The award was announced in the London Gazette of 8 October 1946, with the citation dated 11 October 1946:

The KING has been graciously pleased to approve the award of the GEORGE CROSS, in recognition of most conspicuous gallantry in carrying out hazardous work in a very brave manner, to the undermentioned: —

Captain (temporary Major) Kenneth Alfred BIGGS (173490), Royal Army Ordnance Corps (London, N.10).
No. 10536260 Corporal (acting Staff-Sergeant) Sidney George ROGERSON, Royal Army Ordnance Corps
(Caterham, Surrey).

He received his medal from King George VI at Buckingham Palace on 10 December 1946.

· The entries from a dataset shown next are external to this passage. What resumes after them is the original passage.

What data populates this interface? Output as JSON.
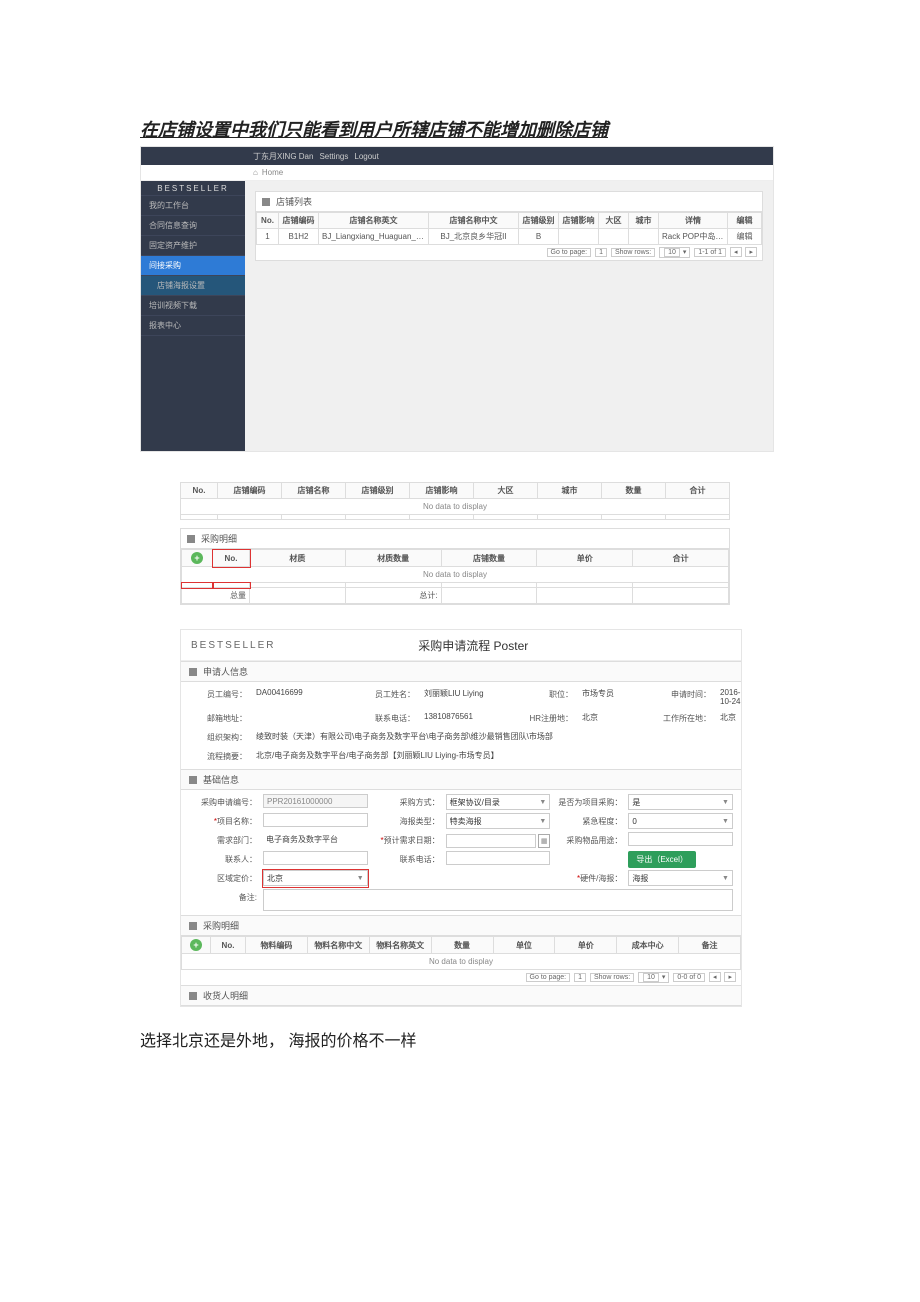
{
  "caption_top": "在店铺设置中我们只能看到用户所辖店铺不能增加删除店铺",
  "screenshot1": {
    "topbar": {
      "user": "丁东月XING Dan",
      "settings": "Settings",
      "logout": "Logout"
    },
    "brand": "BESTSELLER",
    "breadcrumb_home": "Home",
    "nav": [
      {
        "label": "我的工作台",
        "active": false
      },
      {
        "label": "合同信息查询",
        "active": false
      },
      {
        "label": "固定资产维护",
        "active": false
      },
      {
        "label": "间接采购",
        "active": true
      },
      {
        "label": "店铺海报设置",
        "sub": true
      },
      {
        "label": "培训视频下载",
        "active": false
      },
      {
        "label": "报表中心",
        "active": false
      }
    ],
    "panel_title": "店铺列表",
    "columns": [
      "No.",
      "店铺编码",
      "店铺名称英文",
      "店铺名称中文",
      "店铺级别",
      "店铺影响",
      "大区",
      "城市",
      "详情",
      "编辑"
    ],
    "row": {
      "no": "1",
      "code": "B1H2",
      "name_en": "BJ_Liangxiang_Huaguan_JACK...",
      "name_cn": "BJ_北京良乡华冠II",
      "level": "B",
      "impact": "",
      "region": "",
      "city": "",
      "detail": "Rack POP中岛架,on Glass Poster贴在玻璃上,Fac...",
      "edit": "编辑"
    },
    "pager": {
      "goto": "Go to page:",
      "page": "1",
      "showrows": "Show rows:",
      "rows": "10",
      "range": "1-1 of 1"
    }
  },
  "block2": {
    "table1_cols": [
      "No.",
      "店铺编码",
      "店铺名称",
      "店铺级别",
      "店铺影响",
      "大区",
      "城市",
      "数量",
      "合计"
    ],
    "no_data": "No data to display",
    "panel_title": "采购明细",
    "table2_cols": [
      "No.",
      "材质",
      "材质数量",
      "店铺数量",
      "单价",
      "合计"
    ],
    "footer": {
      "total_label": "总量",
      "sum_label": "总计:"
    }
  },
  "screenshot3": {
    "brand": "BESTSELLER",
    "title": "采购申请流程 Poster",
    "section_applicant": "申请人信息",
    "applicant": {
      "emp_id_lbl": "员工编号：",
      "emp_id": "DA00416699",
      "emp_name_lbl": "员工姓名：",
      "emp_name": "刘丽颖LIU Liying",
      "position_lbl": "职位：",
      "position": "市场专员",
      "apply_time_lbl": "申请时间：",
      "apply_time": "2016-10-24",
      "email_lbl": "邮箱地址：",
      "email": "",
      "phone_lbl": "联系电话：",
      "phone": "13810876561",
      "hr_loc_lbl": "HR注册地：",
      "hr_loc": "北京",
      "work_loc_lbl": "工作所在地：",
      "work_loc": "北京",
      "org_lbl": "组织架构：",
      "org": "绫致时装（天津）有限公司\\电子商务及数字平台\\电子商务部\\维沙最销售团队\\市场部",
      "flow_lbl": "流程摘要：",
      "flow": "北京/电子商务及数字平台/电子商务部【刘丽颖LIU Liying-市场专员】"
    },
    "section_basic": "基础信息",
    "basic": {
      "req_no_lbl": "采购申请编号：",
      "req_no": "PPR20161000000",
      "method_lbl": "采购方式：",
      "method": "框架协议/目录",
      "is_proj_lbl": "是否为项目采购：",
      "is_proj": "是",
      "proj_name_lbl": "项目名称：",
      "poster_type_lbl": "海报类型：",
      "poster_type": "特卖海报",
      "urgency_lbl": "紧急程度：",
      "urgency": "0",
      "dept_lbl": "需求部门：",
      "dept": "电子商务及数字平台",
      "date_lbl": "预计需求日期：",
      "usage_lbl": "采购物品用途：",
      "contact_lbl": "联系人：",
      "contact_phone_lbl": "联系电话：",
      "export_btn": "导出（Excel）",
      "region_price_lbl": "区域定价：",
      "region_price": "北京",
      "hw_poster_lbl": "硬件/海报：",
      "hw_poster": "海报",
      "remark_lbl": "备注:"
    },
    "section_detail": "采购明细",
    "detail_cols": [
      "No.",
      "物料编码",
      "物料名称中文",
      "物料名称英文",
      "数量",
      "单位",
      "单价",
      "成本中心",
      "备注"
    ],
    "no_data": "No data to display",
    "pager": {
      "goto": "Go to page:",
      "page": "1",
      "showrows": "Show rows:",
      "rows": "10",
      "range": "0-0 of 0"
    },
    "section_receiver": "收货人明细"
  },
  "note_bottom": "选择北京还是外地，  海报的价格不一样"
}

==Award of the Bronze Star Medal==
On 22 February 1946 at the US Army HQ, Colonel Thele US Army, on behalf of the President of the United States of America, presented the Bronze Star Medal for gallant conduct to Major Kenneth A Biggs RAOC. The citation read:

"Major Kenneth A Biggs, Army Serial No 173490, Royal Army Ordnance Corps, British Army, distinguished himself by meritorious achievement of service at the North Savernake Railhead, Savernake Ammunition Depot, Marlborough, Wilts, England, on 2 January 1946. Major Biggs displayed exceptional devotion to duty by assisting to save valuable equipment and ammunition with complete disregard for his personal safety.

"The superior devotion to duty and leadership displayed by Major Biggs reflects very high credit on him and the Armed Forces of the British Army."

==Later life==
After demobilisation he returned to his banking career, becoming a bank manager for Midland Bank, initially in the Sloane Square branch, and later in Muswell Hill and Edmonton. He retired in 1971, initially moving to Stockland, Devon. He eventually returned to Ewhurst, Surrey. His wife, Jane, died in 1995.

Biggs died on 11 January 1998, at the age of 86 and just a few weeks short of his eighty-seventh birthday.